He thought of Ernst and Richard. They’d been threatened with an internment camp purely on the grounds that they were from Germany and of fighting age. Lord Dorner had protested. Loudly and effectively. The boys had read about the
Arandora Star
, how the prisoners had drowned in the holds when the ship was torpedoed. And even if you weren’t sunk you were stuck in a hold for weeks or months with sadistic guards who urinated in your food and stole your possessions. Ernst had heard the rumours and asked Dr Dawes if they were true. Dr Dawes hadn’t been able to deny it, while assuring the boys that none of them would be deported.

They were under the trees now. Good. His emotions wouldn’t be so readable. Insects buzzed around them. Benny blinked to make sense of the darkness.

She stopped. ‘You’re not bad-looking.’

Wasn’t he? He had no idea how his looks compared with those of other boys his age.

‘My boyfriend in London was all right. But I like you too.’ She came closer. Her breath smelled milky. A band of freckles spread over her nose, as though someone had flicked a paintbrush loaded with gold paint against her face. Her hair was so light a blond it was almost white. ‘Want to kiss me?’

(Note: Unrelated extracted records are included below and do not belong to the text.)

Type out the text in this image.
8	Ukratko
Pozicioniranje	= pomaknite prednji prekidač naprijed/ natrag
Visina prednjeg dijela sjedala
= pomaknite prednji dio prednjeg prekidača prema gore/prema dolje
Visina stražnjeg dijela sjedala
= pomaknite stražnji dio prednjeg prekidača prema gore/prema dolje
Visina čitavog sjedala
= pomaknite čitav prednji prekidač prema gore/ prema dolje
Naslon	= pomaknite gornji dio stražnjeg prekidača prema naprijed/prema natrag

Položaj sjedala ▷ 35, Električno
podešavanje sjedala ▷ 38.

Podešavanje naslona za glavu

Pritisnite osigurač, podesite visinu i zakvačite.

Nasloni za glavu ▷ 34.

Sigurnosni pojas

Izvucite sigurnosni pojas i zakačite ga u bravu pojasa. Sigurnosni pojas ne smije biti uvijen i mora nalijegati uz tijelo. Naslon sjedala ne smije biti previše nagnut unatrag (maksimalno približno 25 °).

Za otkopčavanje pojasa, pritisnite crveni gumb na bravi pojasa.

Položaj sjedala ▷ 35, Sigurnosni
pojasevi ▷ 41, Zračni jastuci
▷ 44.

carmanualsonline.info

‘All right.’ Her mouth seemed suddenly to gain a life independent of its owner, fixing itself on his. The lips themselves felt nice: warm, soft. She pushed his mouth open and then her tongue was inside his mouth. He couldn’t help springing back a little, as though she’d stung him.

‘Don’t you like it?’ A hint of mockery in her eyes.

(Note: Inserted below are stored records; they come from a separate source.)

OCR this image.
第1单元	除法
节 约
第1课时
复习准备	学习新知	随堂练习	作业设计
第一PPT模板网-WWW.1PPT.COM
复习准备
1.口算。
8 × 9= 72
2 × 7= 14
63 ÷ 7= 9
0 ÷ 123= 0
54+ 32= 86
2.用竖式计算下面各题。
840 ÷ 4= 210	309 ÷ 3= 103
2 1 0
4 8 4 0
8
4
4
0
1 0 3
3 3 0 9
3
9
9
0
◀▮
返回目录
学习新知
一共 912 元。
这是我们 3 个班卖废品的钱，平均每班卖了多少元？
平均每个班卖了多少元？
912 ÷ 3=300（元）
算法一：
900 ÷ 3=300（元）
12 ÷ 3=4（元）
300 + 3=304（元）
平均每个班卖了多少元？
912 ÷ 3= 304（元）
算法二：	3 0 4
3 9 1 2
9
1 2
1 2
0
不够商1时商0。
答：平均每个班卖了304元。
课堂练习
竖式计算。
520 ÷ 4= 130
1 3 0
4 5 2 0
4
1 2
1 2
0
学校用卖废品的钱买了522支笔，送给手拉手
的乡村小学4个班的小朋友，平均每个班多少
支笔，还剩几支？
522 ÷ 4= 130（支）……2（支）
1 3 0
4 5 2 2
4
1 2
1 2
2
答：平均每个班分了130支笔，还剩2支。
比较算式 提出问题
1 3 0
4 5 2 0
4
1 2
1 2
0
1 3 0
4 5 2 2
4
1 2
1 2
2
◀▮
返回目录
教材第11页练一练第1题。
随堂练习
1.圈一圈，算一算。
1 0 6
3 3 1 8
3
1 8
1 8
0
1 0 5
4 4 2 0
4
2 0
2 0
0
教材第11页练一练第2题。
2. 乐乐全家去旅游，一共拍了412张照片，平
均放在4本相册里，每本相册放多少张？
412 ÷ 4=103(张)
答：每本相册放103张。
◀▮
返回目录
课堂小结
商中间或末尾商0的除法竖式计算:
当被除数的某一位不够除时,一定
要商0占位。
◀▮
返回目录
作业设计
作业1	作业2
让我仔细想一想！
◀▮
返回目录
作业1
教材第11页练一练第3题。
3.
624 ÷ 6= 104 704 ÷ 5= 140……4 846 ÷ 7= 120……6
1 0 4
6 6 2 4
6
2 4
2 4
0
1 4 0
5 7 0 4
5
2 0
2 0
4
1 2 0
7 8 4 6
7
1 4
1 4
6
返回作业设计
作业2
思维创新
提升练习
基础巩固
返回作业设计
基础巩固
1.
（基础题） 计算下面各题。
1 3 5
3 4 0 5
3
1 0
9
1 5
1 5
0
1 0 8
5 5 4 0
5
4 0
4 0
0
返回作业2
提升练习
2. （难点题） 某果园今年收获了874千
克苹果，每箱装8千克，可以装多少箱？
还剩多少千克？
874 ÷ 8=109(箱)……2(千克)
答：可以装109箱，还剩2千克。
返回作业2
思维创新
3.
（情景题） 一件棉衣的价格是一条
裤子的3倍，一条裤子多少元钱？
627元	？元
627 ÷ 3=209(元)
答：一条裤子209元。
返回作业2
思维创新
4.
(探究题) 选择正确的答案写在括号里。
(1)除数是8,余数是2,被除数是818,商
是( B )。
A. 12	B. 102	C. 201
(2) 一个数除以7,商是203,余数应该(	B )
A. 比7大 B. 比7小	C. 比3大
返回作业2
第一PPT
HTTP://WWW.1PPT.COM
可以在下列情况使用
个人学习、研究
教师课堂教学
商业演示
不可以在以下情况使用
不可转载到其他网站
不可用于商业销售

He put a hand to his neck. ‘Insect bite. Sorry.’ Vital to regain his dignity. He took her into his arms. She hadn’t seemed curvy on top, but her little breasts jutted into his chest, like a pair of small warm animals.

‘That’s better,’ she said. ‘You’re nice and tall, aren’t you? I like tall ones. Want me to put my hand down your shorts? Or you can stick yours up my shirt, if you want.’ She wriggled against him. He wanted to run. He wanted to stay. He didn’t know what he wanted.

‘What’s your name?’

‘Mona.’

‘I’m Benny.’ He stroked her face. ‘You’re pretty. I’m late.’

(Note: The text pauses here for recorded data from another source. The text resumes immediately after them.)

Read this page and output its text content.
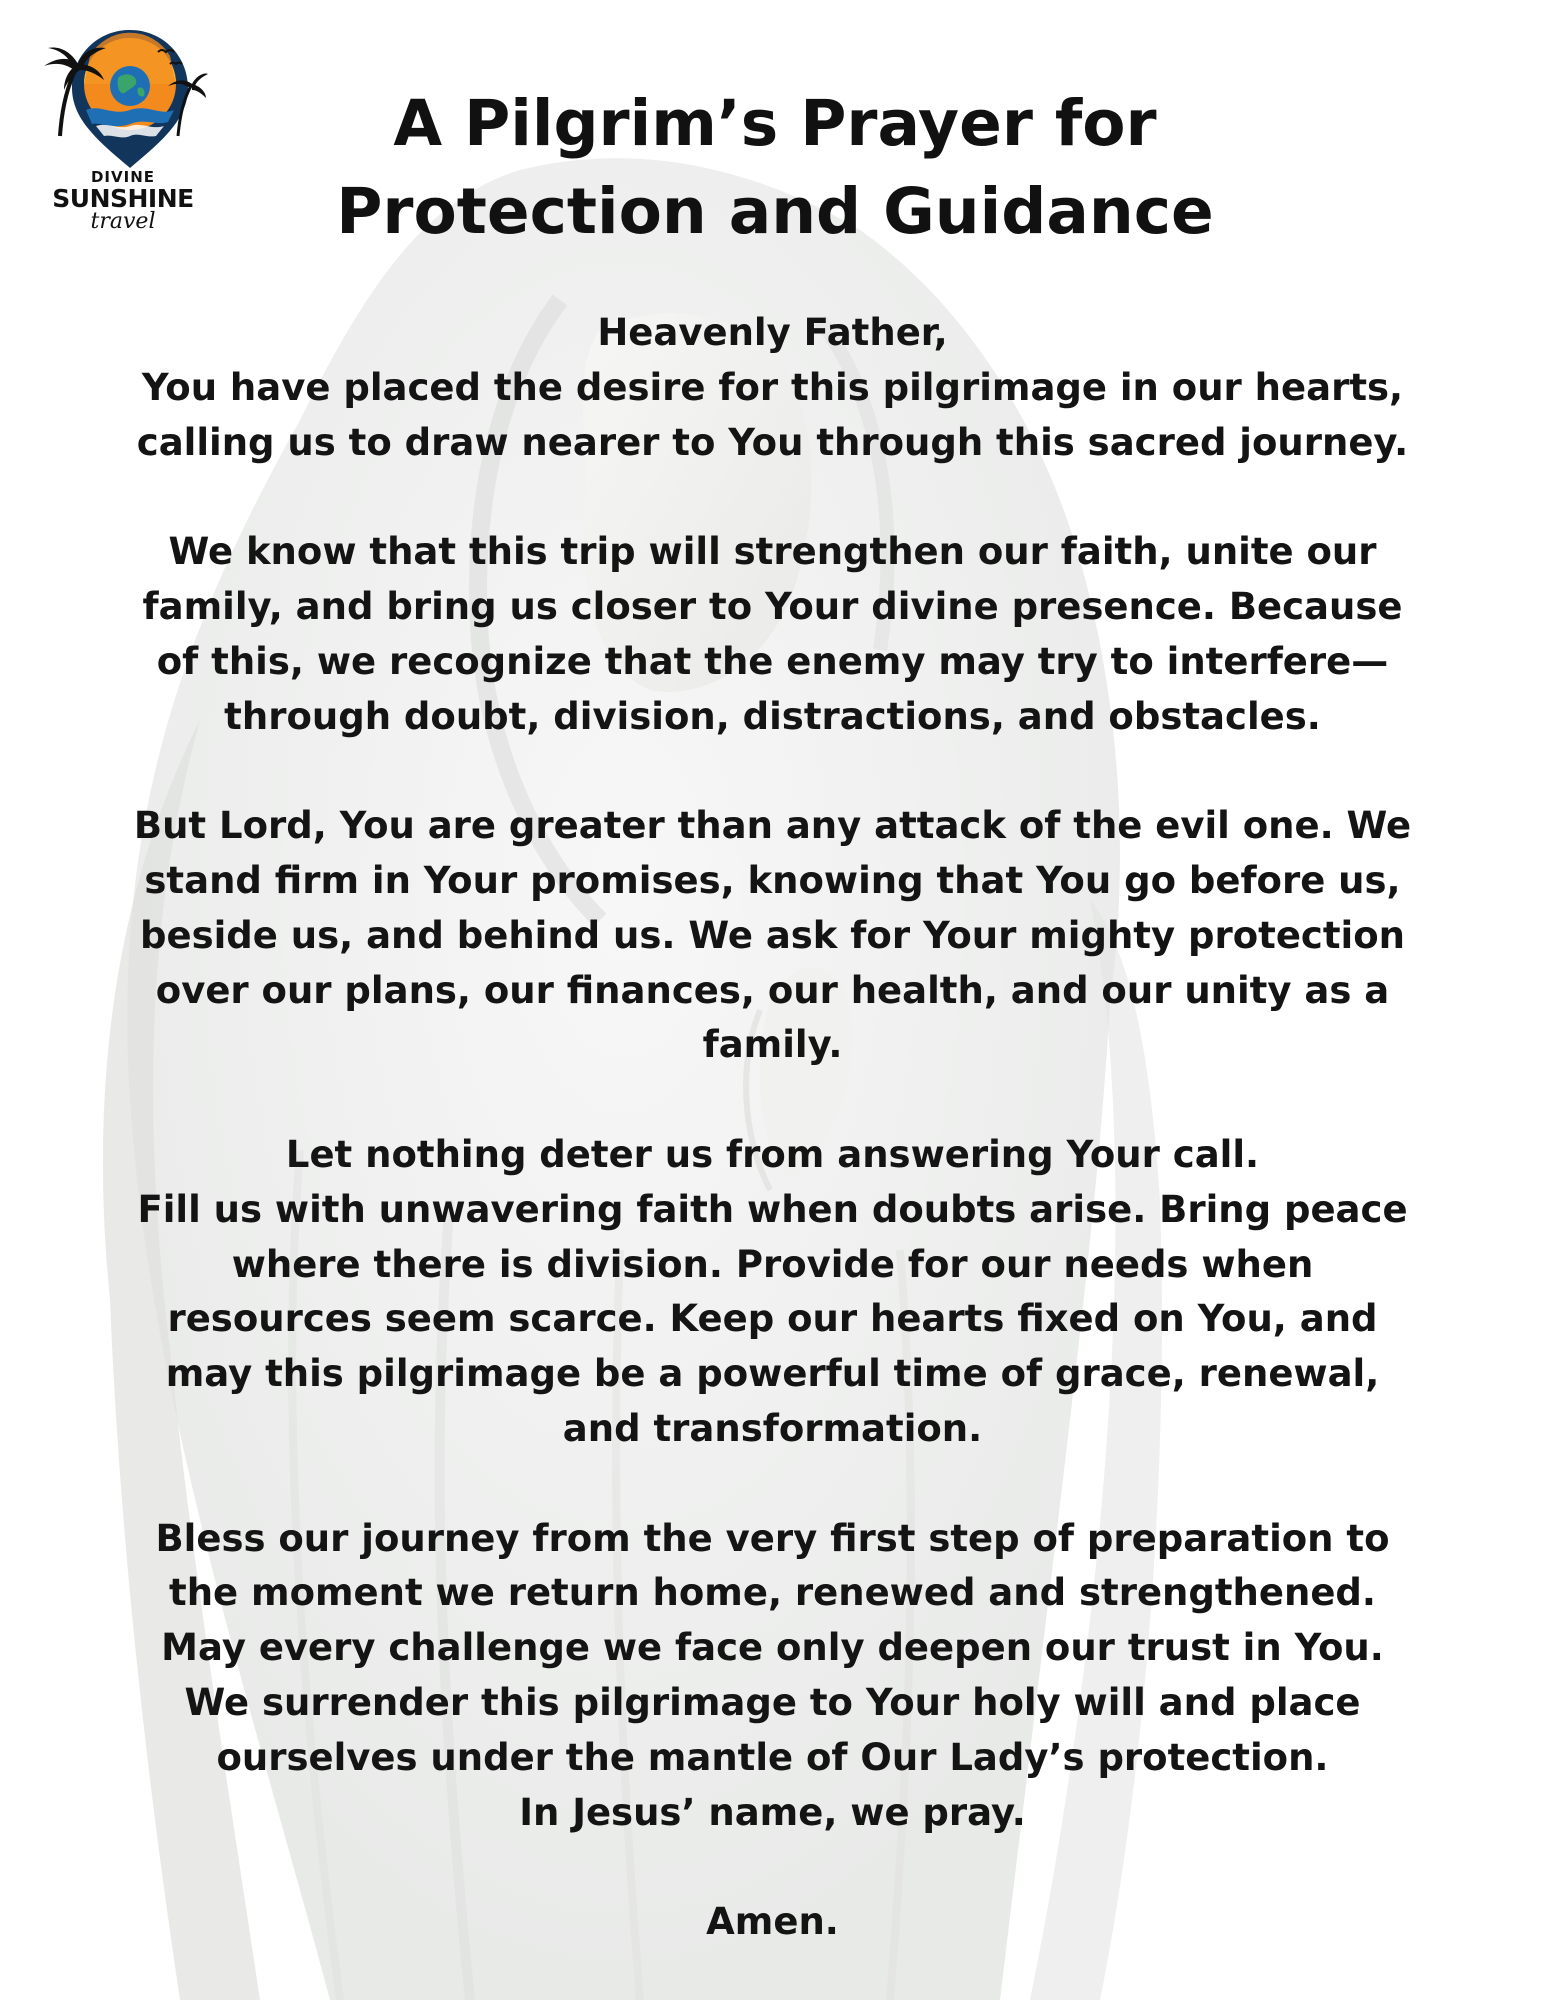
DIVINE
SUNSHINE
travel
A Pilgrim’s Prayer for
Protection and Guidance

Heavenly Father,
You have placed the desire for this pilgrimage in our hearts,
calling us to draw nearer to You through this sacred journey.

We know that this trip will strengthen our faith, unite our
family, and bring us closer to Your divine presence. Because
of this, we recognize that the enemy may try to interfere—
through doubt, division, distractions, and obstacles.

But Lord, You are greater than any attack of the evil one. We
stand firm in Your promises, knowing that You go before us,
beside us, and behind us. We ask for Your mighty protection
over our plans, our finances, our health, and our unity as a
family.

Let nothing deter us from answering Your call.
Fill us with unwavering faith when doubts arise. Bring peace
where there is division. Provide for our needs when
resources seem scarce. Keep our hearts fixed on You, and
may this pilgrimage be a powerful time of grace, renewal,
and transformation.

Bless our journey from the very first step of preparation to
the moment we return home, renewed and strengthened.
May every challenge we face only deepen our trust in You.
We surrender this pilgrimage to Your holy will and place
ourselves under the mantle of Our Lady’s protection.
In Jesus’ name, we pray.

Amen.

Late for nothing in particular.

‘Meet me again?’

He smiled. The smile seemed to satisfy her because she took his hand as they walked back through the woods.

‘Knew it wouldn’t take me long to get another boyfriend.’ Her voice hummed with satisfaction.

Benny thought of Rainer and felt guilty. For about a second.

*

‘Fairfleet was so quiet during the war years, Rosamond,’ Benny told me. ‘Not only was it impossible to imagine there was a war on; often it was almost impossible to think that there was anything at all happening anywhere on the planet.’

I knew that feeling, recalled it from childhood summers spent at Fairfleet: that dreamlike sense that we might be the last people left alive.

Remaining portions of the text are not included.